Search code examples
fileawkexternalgawk

awk pattern from external txt file


Currently I have a folder with 4 files, one script.awk script file, the gawk.exe binary which runs the script and a report.csv file in which the script reading the lines from, and one names.txt file which contains usernames, one per line. Sometimes the names contain spaces, so occasionally they are actually two or more separate words, but there is strictly one username per line in the txt file. When I run my awk script, I store some of the data from the csv file in a variable called "name".

Now let's say name = "Pete", and I would like to check if whether the names.txt file contains the username Pete or not, it has to be exactly "Pete", not like "Pete Sampras" etc., and when a match was found, I would like to take further action obviously.

The txt file contains about 500 lines like these:

leopanato
colan321
kamon mdp
BELLAM42

Solution

  • Basic question

    Read the names into an array, and use that:

    gawk -f script.awk names.txt report.csv
    

    and script.awk might contain:

    FNR == NR { names[$0]++; next }
    {
        …code to determine name…
        if (name in names)
        {
           …actions for matched name…
        }
    }
    

    The FNR == NR line processes the first file, reading the names from that file into the array called, imaginatively, names. The next means that the rest of the code is not processed while the first file (names.txt) is read.
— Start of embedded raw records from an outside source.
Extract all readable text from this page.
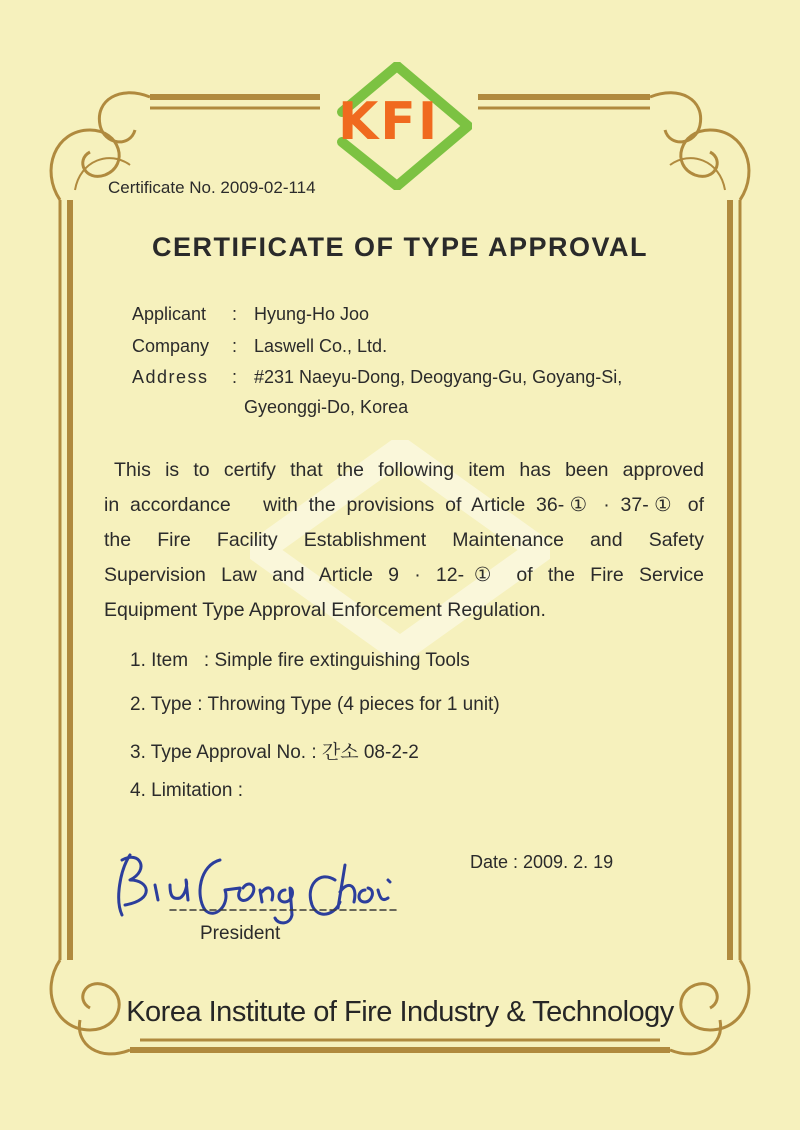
KFI
Certificate No. 2009-02-114
CERTIFICATE OF TYPE APPROVAL
Applicant	: Hyung-Ho Joo
Company	: Laswell Co., Ltd.
Address	: #231 Naeyu-Dong, Deogyang-Gu, Goyang-Si,
Gyeonggi-Do, Korea
This is to certify that the following item has been approved
in accordance   with the provisions of Article 36-① · 37-① of
the Fire Facility Establishment Maintenance and Safety
Supervision Law and Article 9 · 12-① of the Fire Service
Equipment Type Approval Enforcement Regulation.
1. Item   : Simple fire extinguishing Tools
2. Type : Throwing Type (4 pieces for 1 unit)
3. Type Approval No. : 간소 08-2-2
4. Limitation :
Date : 2009. 2. 19
President
Korea Institute of Fire Industry & Technology
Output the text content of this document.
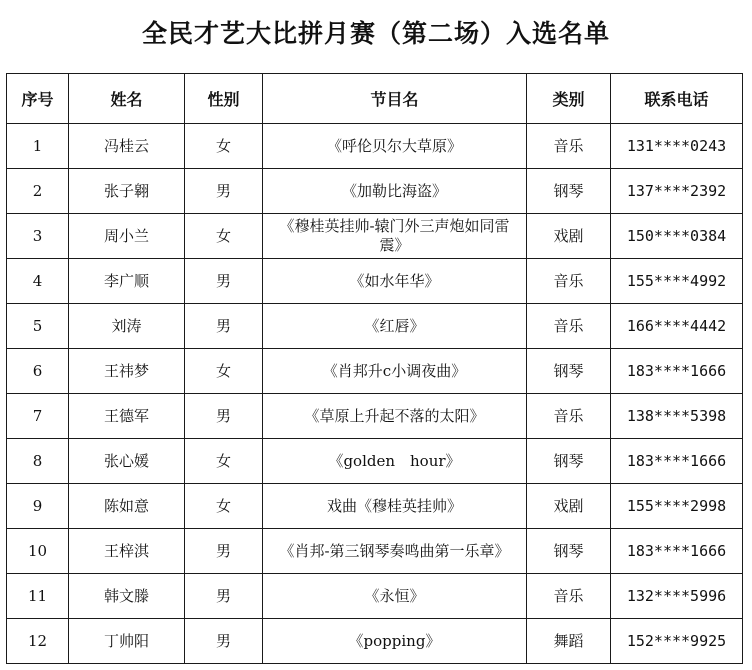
全民才艺大比拼月赛（第二场）入选名单
序号	姓名	性别	节目名	类别	联系电话
1	冯桂云	女	《呼伦贝尔大草原》	音乐	131****0243
2	张子翱	男	《加勒比海盗》	钢琴	137****2392
3	周小兰	女	《穆桂英挂帅-辕门外三声炮如同雷震》	戏剧	150****0384
4	李广顺	男	《如水年华》	音乐	155****4992
5	刘涛	男	《红唇》	音乐	166****4442
6	王祎梦	女	《肖邦升c小调夜曲》	钢琴	183****1666
7	王德军	男	《草原上升起不落的太阳》	音乐	138****5398
8	张心媛	女	《golden　hour》	钢琴	183****1666
9	陈如意	女	戏曲《穆桂英挂帅》	戏剧	155****2998
10	王梓淇	男	《肖邦-第三钢琴奏鸣曲第一乐章》	钢琴	183****1666
11	韩文滕	男	《永恒》	音乐	132****5996
12	丁帅阳	男	《popping》	舞蹈	152****9925
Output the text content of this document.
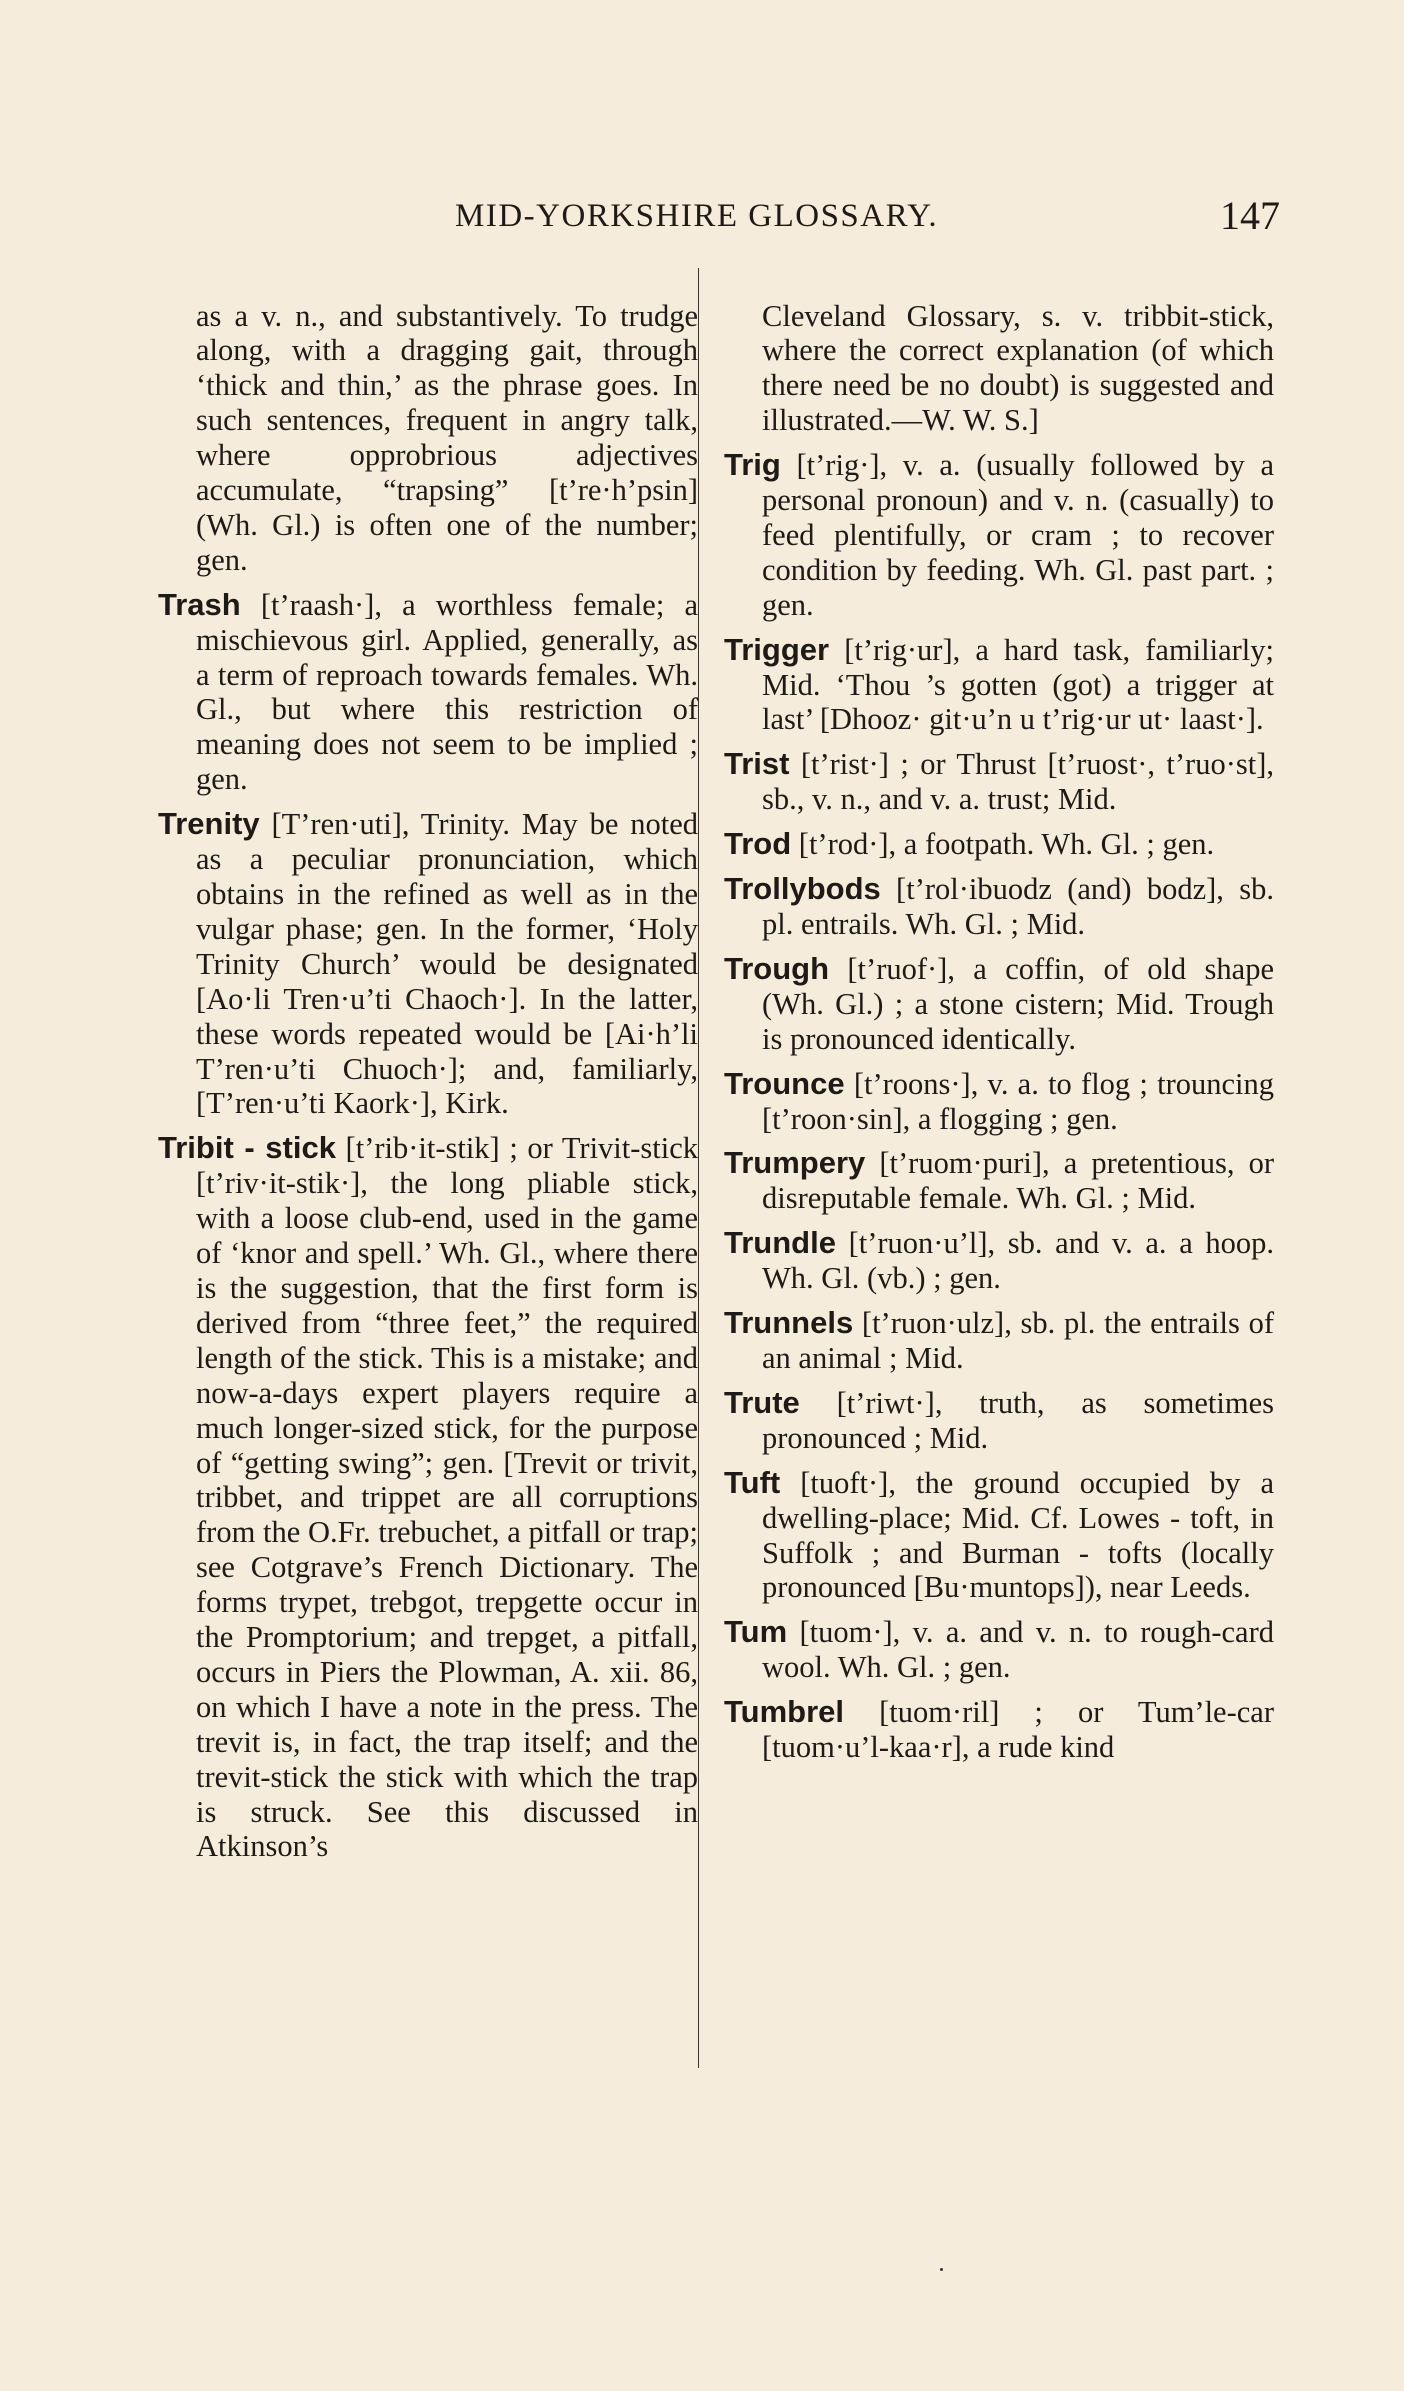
MID-YORKSHIRE GLOSSARY.	147

as a v. n., and substantively. To trudge along, with a dragging gait, through ‘thick and thin,’ as the phrase goes. In such sentences, frequent in angry talk, where opprobrious adjectives accumulate, “trapsing” [t’re·h’psin] (Wh. Gl.) is often one of the number; gen.

Trash [t’raash·], a worthless female; a mischievous girl. Applied, generally, as a term of reproach towards females. Wh. Gl., but where this restriction of meaning does not seem to be implied ; gen.

Trenity [T’ren·uti], Trinity. May be noted as a peculiar pronunciation, which obtains in the refined as well as in the vulgar phase; gen. In the former, ‘Holy Trinity Church’ would be designated [Ao·li Tren·u’ti Chaoch·]. In the latter, these words repeated would be [Ai·h’li T’ren·u’ti Chuoch·]; and, familiarly, [T’ren·u’ti Kaork·], Kirk.

Tribit - stick [t’rib·it-stik] ; or Trivit-stick [t’riv·it-stik·], the long pliable stick, with a loose club-end, used in the game of ‘knor and spell.’ Wh. Gl., where there is the suggestion, that the first form is derived from “three feet,” the required length of the stick. This is a mistake; and now-a-days expert players require a much longer-sized stick, for the purpose of “getting swing”; gen. [Trevit or trivit, tribbet, and trippet are all corruptions from the O.Fr. trebuchet, a pitfall or trap; see Cotgrave’s French Dictionary. The forms trypet, trebgot, trepgette occur in the Promptorium; and trepget, a pitfall, occurs in Piers the Plowman, A. xii. 86, on which I have a note in the press. The trevit is, in fact, the trap itself; and the trevit-stick the stick with which the trap is struck. See this discussed in Atkinson’s

Cleveland Glossary, s. v. tribbit-stick, where the correct explanation (of which there need be no doubt) is suggested and illustrated.—W. W. S.]

Trig [t’rig·], v. a. (usually followed by a personal pronoun) and v. n. (casually) to feed plentifully, or cram ; to recover condition by feeding. Wh. Gl. past part. ; gen.

Trigger [t’rig·ur], a hard task, familiarly; Mid. ‘Thou ’s gotten (got) a trigger at last’ [Dhooz· git·u’n u t’rig·ur ut· laast·].

Trist [t’rist·] ; or Thrust [t’ruost·, t’ruo·st], sb., v. n., and v. a. trust; Mid.

Trod [t’rod·], a footpath. Wh. Gl. ; gen.

Trollybods [t’rol·ibuodz (and) bodz], sb. pl. entrails. Wh. Gl. ; Mid.

Trough [t’ruof·], a coffin, of old shape (Wh. Gl.) ; a stone cistern; Mid. Trough is pronounced identically.

Trounce [t’roons·], v. a. to flog ; trouncing [t’roon·sin], a flogging ; gen.

Trumpery [t’ruom·puri], a pretentious, or disreputable female. Wh. Gl. ; Mid.

Trundle [t’ruon·u’l], sb. and v. a. a hoop. Wh. Gl. (vb.) ; gen.

Trunnels [t’ruon·ulz], sb. pl. the entrails of an animal ; Mid.

Trute [t’riwt·], truth, as sometimes pronounced ; Mid.

Tuft [tuoft·], the ground occupied by a dwelling-place; Mid. Cf. Lowes - toft, in Suffolk ; and Burman - tofts (locally pronounced [Bu·muntops]), near Leeds.

Tum [tuom·], v. a. and v. n. to rough-card wool. Wh. Gl. ; gen.

Tumbrel [tuom·ril] ; or Tum’le-car [tuom·u’l-kaa·r], a rude kind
    One the code is reading the second file, FNR (file record number) no longer equals NR (overall record number), so the first line is skipped. The action processes the line from report.csv. You've not shown how you're handling the CSV material, which is fine — you say you load a name into name. The if statement checks to see whether the value in name is an index in the array names. If so, the appropriate actions are executed.

    Extended question

    You can look at the ARGV array and length(ARGV) and also at FILENAME to deduce what you are dealing with. Adapting the code:

    BEGIN { if (length(ARGV) != 4) { printf "Usage: %s good.txt bad.txt records.csv\n", ARGV[0]; exit(1) } }
    FILENAME == ARGV[1] { good[$0]++; next }
    FILENAME == ARGV[2] { bad[$0]++; next }
    {
        …code to determine name…
        if (name in good) { …actions for good names… }
        if (name in bad)  { …actions for bad  names… }
    }
    

    Note that this coding scheme allows the same name to be both good and bad at the same time. You could decide that people should be treated as good even if they're also listed as bad, or vice versa. You could even check that there are no duplicates between the good and bad lists if you wanted to.